= SFC Richard Stayskal Military Medical Accountability Act of 2019 =

US law concerning health security in the military

The SFC Richard Stayskal Military Medical Accountability Act of 2019 (), allows active duty members in the Armed Forces to file medical malpractice claims against the Department of Defense (DOD) for injuries and deaths caused by medical malpractice at DOD hospitals.

==Background==
The Bill was introduced by Congresswoman Jackie Speiers on April 30, 2019. The Senate Bill was introduced by Senator John Kennedy and co-sponsored by Senator Rick Scott. It was included and passed in the House NDAA of 2020, in August 2019. It made it into the NDAA Conference Report on December 9, 2019, and then signed into law by President Donald Trump on December 20, 2019. The SFC Richard Stayskal Military Medical Accountability Act of 2019 allows active duty members to file a claim for medical malpractice or wrongful death if they are victims of medical malpractice at a DOD hospital.

The Bill was named after Sergeant First Class Richard Stayskal, who was suffering from terminal lung cancer because military doctors twice failed to inform him of his cancer.
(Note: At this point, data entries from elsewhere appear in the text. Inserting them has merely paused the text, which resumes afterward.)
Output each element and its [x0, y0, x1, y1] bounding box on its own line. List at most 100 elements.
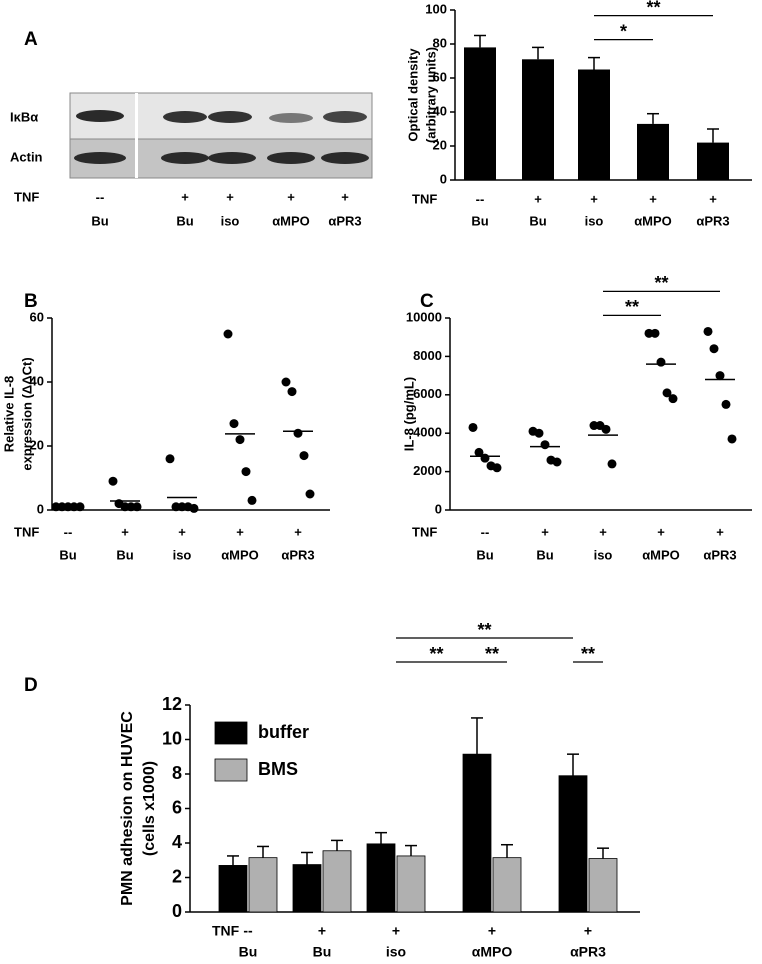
panel-label: C	[420, 291, 434, 312]
point	[650, 328, 660, 338]
category-label: iso	[173, 547, 192, 562]
category-label: Bu	[471, 213, 488, 228]
chart: 0 20 40 60 Relative IL-8 expression (ΔΔCt) TNF…	[1, 309, 330, 562]
row-label: TNF	[14, 189, 39, 204]
tnf-label: --	[96, 189, 105, 204]
tnf-label: +	[716, 524, 724, 539]
point	[229, 419, 239, 429]
bar	[588, 858, 618, 913]
category-label: iso	[386, 944, 406, 960]
y-tick-label: 0	[435, 501, 442, 516]
bar	[522, 59, 554, 180]
band	[269, 113, 313, 123]
point	[468, 422, 478, 432]
chart: 0 2000 4000 6000 8000 10000 IL-8 (pg/mL) TNF -- B…	[401, 273, 752, 562]
y-axis-label: expression (ΔΔCt)	[19, 357, 34, 470]
point	[241, 467, 251, 477]
point	[715, 371, 725, 381]
tnf-label: --	[243, 923, 253, 939]
point	[281, 377, 291, 387]
tnf-label: +	[287, 189, 295, 204]
point	[474, 447, 484, 457]
legend-swatch	[214, 721, 248, 745]
category-label: Bu	[476, 547, 493, 562]
significance-label: **	[654, 273, 668, 293]
tnf-label: +	[584, 923, 592, 939]
tnf-label: --	[64, 524, 73, 539]
point	[552, 457, 562, 467]
category-label: αMPO	[642, 547, 680, 562]
y-tick-label: 80	[433, 35, 447, 50]
band	[163, 111, 207, 123]
point	[607, 459, 617, 469]
point	[703, 326, 713, 336]
tnf-label: +	[534, 191, 542, 206]
y-tick-label: 4	[172, 832, 182, 852]
point	[293, 428, 303, 438]
category-label: Bu	[59, 547, 76, 562]
tnf-label: +	[318, 923, 326, 939]
chart: 0 2 4 6 8 10 12 PMN adhesion on HUVEC (cells x10…	[119, 620, 640, 960]
significance-label: **	[625, 297, 639, 317]
category-label: αPR3	[281, 547, 314, 562]
category-label: iso	[594, 547, 613, 562]
y-tick-label: 20	[433, 137, 447, 152]
point	[223, 329, 233, 339]
bar	[558, 775, 588, 913]
panel-label: B	[24, 291, 38, 312]
point	[287, 387, 297, 397]
bar	[462, 753, 492, 913]
band	[76, 110, 124, 122]
bar	[218, 865, 248, 913]
y-axis-label: Optical density	[405, 48, 420, 142]
y-tick-label: 8000	[413, 348, 442, 363]
band	[208, 111, 252, 123]
point	[721, 399, 731, 409]
category-label: αPR3	[328, 213, 361, 228]
bar	[697, 142, 729, 180]
row-label: TNF	[412, 524, 437, 539]
bar	[292, 864, 322, 913]
point	[235, 435, 245, 445]
band	[323, 111, 367, 123]
category-label: αMPO	[472, 944, 513, 960]
legend-label: buffer	[258, 722, 309, 742]
category-label: Bu	[536, 547, 553, 562]
bar	[248, 857, 278, 913]
point	[656, 357, 666, 367]
point	[189, 503, 199, 513]
y-tick-label: 12	[162, 694, 182, 714]
tnf-label: +	[709, 191, 717, 206]
y-tick-label: 40	[433, 103, 447, 118]
tnf-label: +	[294, 524, 302, 539]
significance-label: **	[485, 644, 499, 664]
significance-label: *	[620, 21, 627, 41]
category-label: iso	[221, 213, 240, 228]
y-axis-label: Relative IL-8	[1, 376, 16, 453]
point	[727, 434, 737, 444]
blot-row-label: IκBα	[10, 109, 38, 124]
tnf-label: +	[181, 189, 189, 204]
tnf-label: +	[590, 191, 598, 206]
point	[247, 495, 257, 505]
y-tick-label: 60	[30, 309, 44, 324]
category-label: Bu	[239, 944, 258, 960]
bar	[637, 123, 669, 180]
legend-swatch	[214, 758, 248, 782]
row-label: TNF	[412, 191, 437, 206]
tnf-label: +	[178, 524, 186, 539]
point	[662, 388, 672, 398]
bar	[578, 69, 610, 180]
y-tick-label: 10000	[406, 309, 442, 324]
category-label: Bu	[91, 213, 108, 228]
category-label: αMPO	[272, 213, 310, 228]
y-tick-label: 2000	[413, 463, 442, 478]
band	[74, 152, 126, 164]
significance-label: **	[646, 0, 660, 17]
significance-label: **	[581, 644, 595, 664]
point	[305, 489, 315, 499]
y-axis-label: (arbitrary units)	[423, 47, 438, 143]
point	[480, 453, 490, 463]
category-label: αMPO	[634, 213, 672, 228]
Stayskal was unable to file a lawsuit against the military due to a 70-year-old Supreme Court ruling called the Feres Doctrine.

Stayskal retained Attorney Natalie Khawam to represent him in his medical malpractice case. Attorney Khawam decided to draft a Bill in her client name and lobby Congress to change the Feres Doctrine.
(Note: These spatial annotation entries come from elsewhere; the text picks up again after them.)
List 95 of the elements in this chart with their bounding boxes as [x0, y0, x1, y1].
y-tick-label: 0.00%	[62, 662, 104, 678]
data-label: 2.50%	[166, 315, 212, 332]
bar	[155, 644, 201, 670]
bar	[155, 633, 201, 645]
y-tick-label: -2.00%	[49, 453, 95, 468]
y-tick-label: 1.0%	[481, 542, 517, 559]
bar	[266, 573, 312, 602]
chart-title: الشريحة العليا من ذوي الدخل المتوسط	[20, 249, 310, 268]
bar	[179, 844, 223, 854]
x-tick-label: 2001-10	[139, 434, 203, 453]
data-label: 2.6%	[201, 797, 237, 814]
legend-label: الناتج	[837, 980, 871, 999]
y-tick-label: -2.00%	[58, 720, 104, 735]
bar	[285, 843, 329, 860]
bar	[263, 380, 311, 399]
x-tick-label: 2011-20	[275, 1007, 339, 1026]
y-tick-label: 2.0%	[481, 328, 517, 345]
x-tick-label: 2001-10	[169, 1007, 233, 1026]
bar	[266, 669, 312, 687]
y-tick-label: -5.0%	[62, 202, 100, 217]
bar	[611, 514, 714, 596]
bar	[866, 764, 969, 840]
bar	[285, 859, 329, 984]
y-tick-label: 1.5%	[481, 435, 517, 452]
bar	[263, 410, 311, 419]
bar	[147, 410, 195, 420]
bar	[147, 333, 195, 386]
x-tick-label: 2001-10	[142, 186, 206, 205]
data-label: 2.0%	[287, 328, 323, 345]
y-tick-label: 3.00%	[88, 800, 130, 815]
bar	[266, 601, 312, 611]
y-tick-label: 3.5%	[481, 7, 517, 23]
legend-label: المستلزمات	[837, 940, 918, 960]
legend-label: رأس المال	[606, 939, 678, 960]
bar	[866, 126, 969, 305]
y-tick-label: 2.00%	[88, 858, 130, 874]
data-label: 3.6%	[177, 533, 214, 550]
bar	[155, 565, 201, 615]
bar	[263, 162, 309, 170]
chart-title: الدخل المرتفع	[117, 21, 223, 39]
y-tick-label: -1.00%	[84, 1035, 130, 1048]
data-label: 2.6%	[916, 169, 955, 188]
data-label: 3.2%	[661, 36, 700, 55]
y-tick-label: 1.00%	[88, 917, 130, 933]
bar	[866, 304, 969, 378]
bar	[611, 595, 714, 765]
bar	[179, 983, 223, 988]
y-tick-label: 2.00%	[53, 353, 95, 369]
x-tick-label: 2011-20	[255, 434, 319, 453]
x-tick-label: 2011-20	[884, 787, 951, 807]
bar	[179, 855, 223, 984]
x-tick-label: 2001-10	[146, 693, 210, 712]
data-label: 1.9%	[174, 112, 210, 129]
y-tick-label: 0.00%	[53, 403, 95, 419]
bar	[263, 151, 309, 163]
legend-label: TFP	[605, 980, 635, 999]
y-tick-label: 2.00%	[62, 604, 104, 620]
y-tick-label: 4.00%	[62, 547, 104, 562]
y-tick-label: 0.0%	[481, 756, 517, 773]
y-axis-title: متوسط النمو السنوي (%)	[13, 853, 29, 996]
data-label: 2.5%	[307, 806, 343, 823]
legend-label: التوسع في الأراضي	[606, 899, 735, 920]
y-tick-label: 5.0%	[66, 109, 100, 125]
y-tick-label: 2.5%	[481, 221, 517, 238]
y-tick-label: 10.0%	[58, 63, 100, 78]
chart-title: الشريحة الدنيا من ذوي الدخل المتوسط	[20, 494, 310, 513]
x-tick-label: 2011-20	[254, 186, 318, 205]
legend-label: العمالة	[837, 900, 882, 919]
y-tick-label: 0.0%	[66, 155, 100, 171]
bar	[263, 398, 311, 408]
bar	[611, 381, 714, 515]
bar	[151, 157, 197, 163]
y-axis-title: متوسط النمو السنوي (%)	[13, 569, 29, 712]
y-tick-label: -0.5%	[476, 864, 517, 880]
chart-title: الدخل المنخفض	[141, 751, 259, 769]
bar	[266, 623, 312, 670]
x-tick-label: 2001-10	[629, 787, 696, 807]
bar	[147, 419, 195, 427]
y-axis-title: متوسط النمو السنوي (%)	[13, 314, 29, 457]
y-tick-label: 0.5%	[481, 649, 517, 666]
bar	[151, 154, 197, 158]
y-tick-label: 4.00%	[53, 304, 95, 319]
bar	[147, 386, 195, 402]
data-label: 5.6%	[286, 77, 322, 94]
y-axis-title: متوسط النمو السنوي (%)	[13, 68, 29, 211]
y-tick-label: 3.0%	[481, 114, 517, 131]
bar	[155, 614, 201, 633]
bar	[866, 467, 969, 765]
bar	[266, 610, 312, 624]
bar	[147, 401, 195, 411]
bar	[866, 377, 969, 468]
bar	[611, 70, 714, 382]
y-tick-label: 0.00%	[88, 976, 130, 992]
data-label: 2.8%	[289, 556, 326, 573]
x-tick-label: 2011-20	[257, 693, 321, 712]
On December 20, 2019, President Donald Trump signed the National Defense Authorization Act into law that allows service members to file a claim for medical malpractice at military facilities. Active duty members now have a right to file a medical malpractice claim and be compensated. This Bill partially overturned the Feres Doctrine, which had never been successfully challenged before this Bill.

==Response==
The bill was well-received by the media and was heralded as a required measure to provide appropriate compensation to the military personnels. Natalie Khawam worked on the proposed amendment and received media coverage from the New York Times, ABC News, NBC News, National Public Radio, Fox News, Bloomberg News and several others.